С середины 30-х годов она начала выступать с сольными концертами. Ее программа называлась «Советские революционные и жанровые песни». Билеты на ее концерты или с ее участием раскупались за месяц вперед. Произошла маленькая техническая революция. Вместо громоздких нетранспортабельных граммофонов появился компактный, на механической пружине с заводной ручкой патефон. Его можно было взять в компанию, в поездку, на отдых, на природу. Это простенькое техническое новшество буквально сделало переворот в популяризации песни. Примерно такой же переворот, как тридцать лет спустя, – изобретение транзисторных приемников. Появились заводы граммофонных пластинок. Шульженко, словно чувствуя приближение новой эры в эстрадном искусстве, всячески расширяла свой репертуар.

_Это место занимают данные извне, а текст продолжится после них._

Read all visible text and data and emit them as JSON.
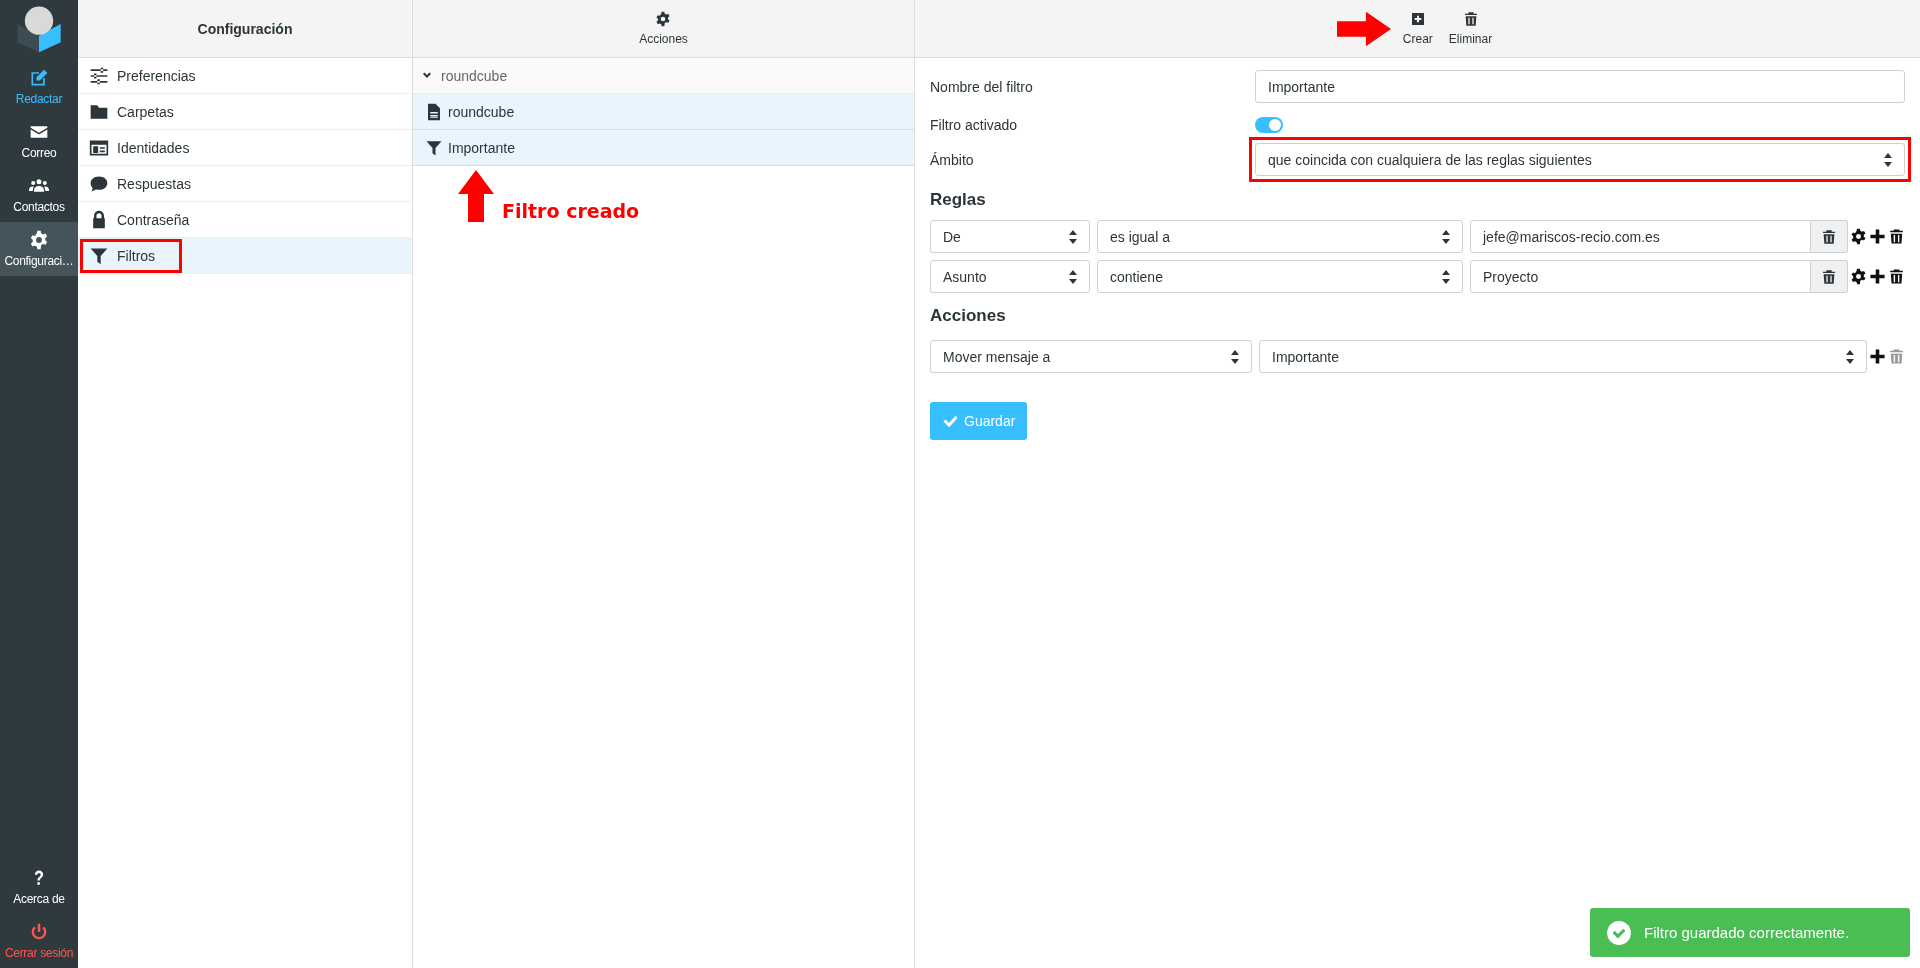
{
  "sidebar": {
    "items": [
      {
        "label": "Redactar",
        "kind": "compose",
        "selected": false
      },
      {
        "label": "Correo",
        "kind": "mail",
        "selected": false
      },
      {
        "label": "Contactos",
        "kind": "contacts",
        "selected": false
      },
      {
        "label": "Configuraci…",
        "kind": "settings",
        "selected": true
      }
    ],
    "footer_items": [
      {
        "label": "Acerca de",
        "kind": "about"
      },
      {
        "label": "Cerrar sesión",
        "kind": "logout"
      }
    ]
  },
  "settings_panel": {
    "title": "Configuración",
    "items": [
      {
        "label": "Preferencias",
        "kind": "sliders",
        "selected": false,
        "highlighted": false
      },
      {
        "label": "Carpetas",
        "kind": "folder",
        "selected": false,
        "highlighted": false
      },
      {
        "label": "Identidades",
        "kind": "idcard",
        "selected": false,
        "highlighted": false
      },
      {
        "label": "Respuestas",
        "kind": "comment",
        "selected": false,
        "highlighted": false
      },
      {
        "label": "Contraseña",
        "kind": "lock",
        "selected": false,
        "highlighted": false
      },
      {
        "label": "Filtros",
        "kind": "funnel",
        "selected": true,
        "highlighted": true
      }
    ]
  },
  "filters_panel": {
    "toolbar_label": "Acciones",
    "group": {
      "label": "roundcube",
      "expanded": true
    },
    "items": [
      {
        "label": "roundcube",
        "kind": "filterset",
        "selected": true
      },
      {
        "label": "Importante",
        "kind": "filter",
        "selected": true
      }
    ],
    "annotation": "Filtro creado"
  },
  "editor": {
    "toolbar": [
      {
        "label": "Crear",
        "kind": "create",
        "pointed": true
      },
      {
        "label": "Eliminar",
        "kind": "delete",
        "pointed": false
      }
    ],
    "name_label": "Nombre del filtro",
    "name_value": "Importante",
    "active_label": "Filtro activado",
    "active_on": true,
    "scope_label": "Ámbito",
    "scope_value": "que coincida con cualquiera de las reglas siguientes",
    "scope_highlighted": true,
    "rules_heading": "Reglas",
    "rules": [
      {
        "header": "De",
        "operator": "es igual a",
        "value": "jefe@mariscos-recio.com.es",
        "can_delete": true
      },
      {
        "header": "Asunto",
        "operator": "contiene",
        "value": "Proyecto",
        "can_delete": true
      }
    ],
    "actions_heading": "Acciones",
    "actions": [
      {
        "type": "Mover mensaje a",
        "target": "Importante",
        "can_delete": false
      }
    ],
    "save_label": "Guardar"
  },
  "toast": {
    "text": "Filtro guardado correctamente."
  }
}
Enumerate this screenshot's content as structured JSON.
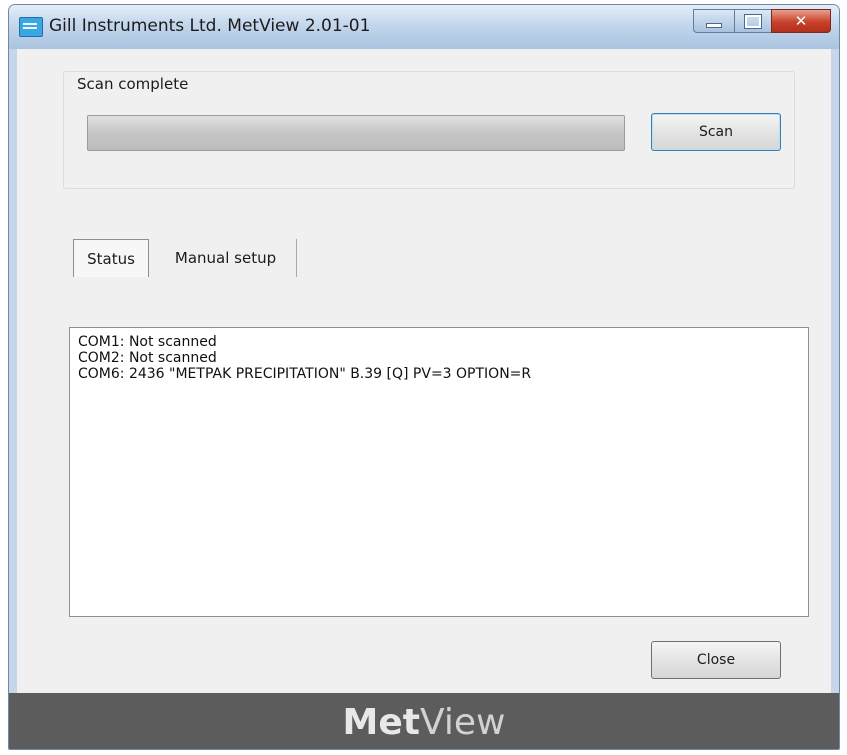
{
  "window": {
    "title": "Gill Instruments Ltd. MetView 2.01-01",
    "icon": "app-icon",
    "controls": [
      "minimize",
      "maximize",
      "close"
    ]
  },
  "scan": {
    "group_label": "Scan complete",
    "progress_percent": 100,
    "scan_button": "Scan"
  },
  "tabs": [
    {
      "label": "Status",
      "selected": true
    },
    {
      "label": "Manual setup",
      "selected": false
    }
  ],
  "status": {
    "lines": [
      "COM1: Not scanned",
      "COM2: Not scanned",
      "COM6: 2436 \"METPAK PRECIPITATION\" B.39 [Q] PV=3 OPTION=R"
    ]
  },
  "close_button": "Close",
  "footer": {
    "brand_bold": "Met",
    "brand_light": "View"
  },
  "colors": {
    "footer_bg": "#5c5c5c",
    "close_ctrl": "#c9412b",
    "window_frame": "#c6d6e8"
  }
}
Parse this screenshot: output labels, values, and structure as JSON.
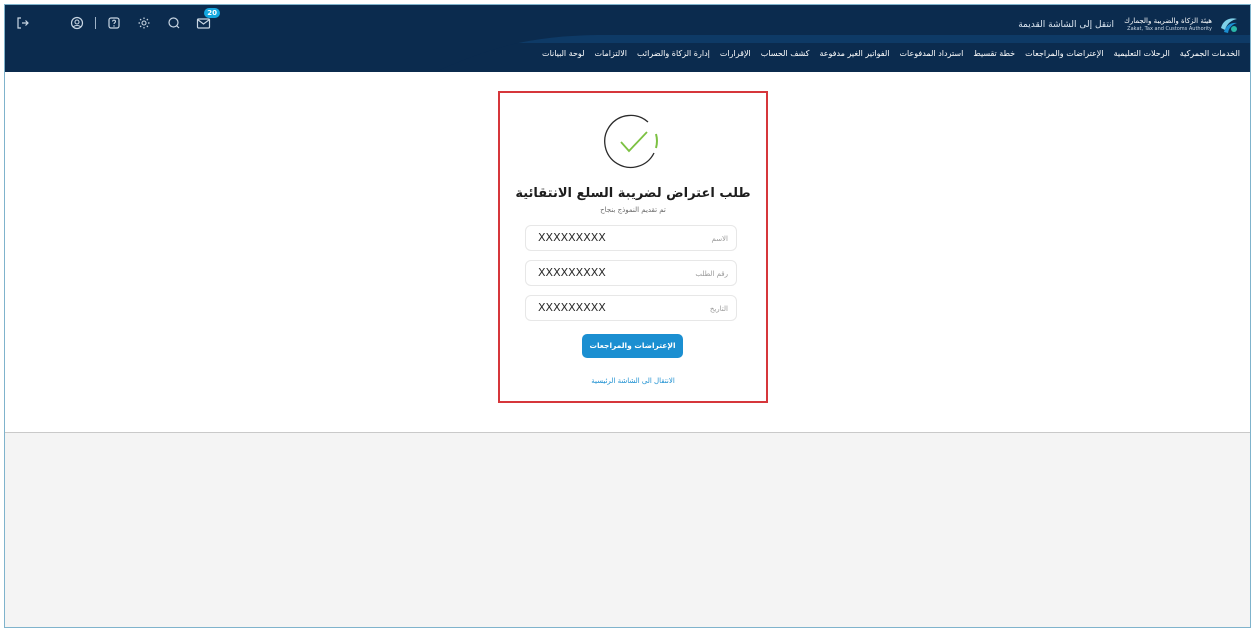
{
  "header": {
    "brand_ar": "هيئة الزكاة والضريبة والجمارك",
    "brand_en": "Zakat, Tax and Customs Authority",
    "old_screen_link": "انتقل إلى الشاشة القديمة",
    "notification_count": "20",
    "icons": [
      "logout-icon",
      "profile-icon",
      "help-icon",
      "settings-icon",
      "chat-icon",
      "mail-icon"
    ]
  },
  "nav": {
    "items": [
      "لوحة البيانات",
      "الالتزامات",
      "إدارة الزكاة والضرائب",
      "الإقرارات",
      "كشف الحساب",
      "الفواتير الغير مدفوعة",
      "استرداد المدفوعات",
      "خطة تقسيط",
      "الإعتراضات والمراجعات",
      "الرحلات التعليمية",
      "الخدمات الجمركية"
    ]
  },
  "card": {
    "title": "طلب اعتراض لضريبة السلع الانتقائية",
    "subtitle": "تم تقديم النموذج بنجاح",
    "fields": [
      {
        "label": "الاسم",
        "value": "XXXXXXXXX"
      },
      {
        "label": "رقم الطلب",
        "value": "XXXXXXXXX"
      },
      {
        "label": "التاريخ",
        "value": "XXXXXXXXX"
      }
    ],
    "primary_button": "الإعتراضات والمراجعات",
    "home_link": "الانتقال الى الشاشة الرئيسية"
  },
  "colors": {
    "header_bg": "#0b2b4e",
    "accent": "#1b8fd1",
    "highlight_border": "#d6363b",
    "success_green": "#7cc142"
  }
}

Мюзик-холлы, как и предполагал Коралли, закрывались один за другим. Зато джазовые коллективы вырастали как грибы. Сегодня мы помним многих энтузиастов «советского джаза» – А. Цфасмана, Б. Ренского, Я. Скоморовского, а чуть позднее – Э. Рознер, ныне здравствующий О. Лундстрем. Ну и конечно, джаз Утесова. В своих записных книжках И. Ильф заметил: «Мы полюбили джаз какой-то нервной запоздалой любовью».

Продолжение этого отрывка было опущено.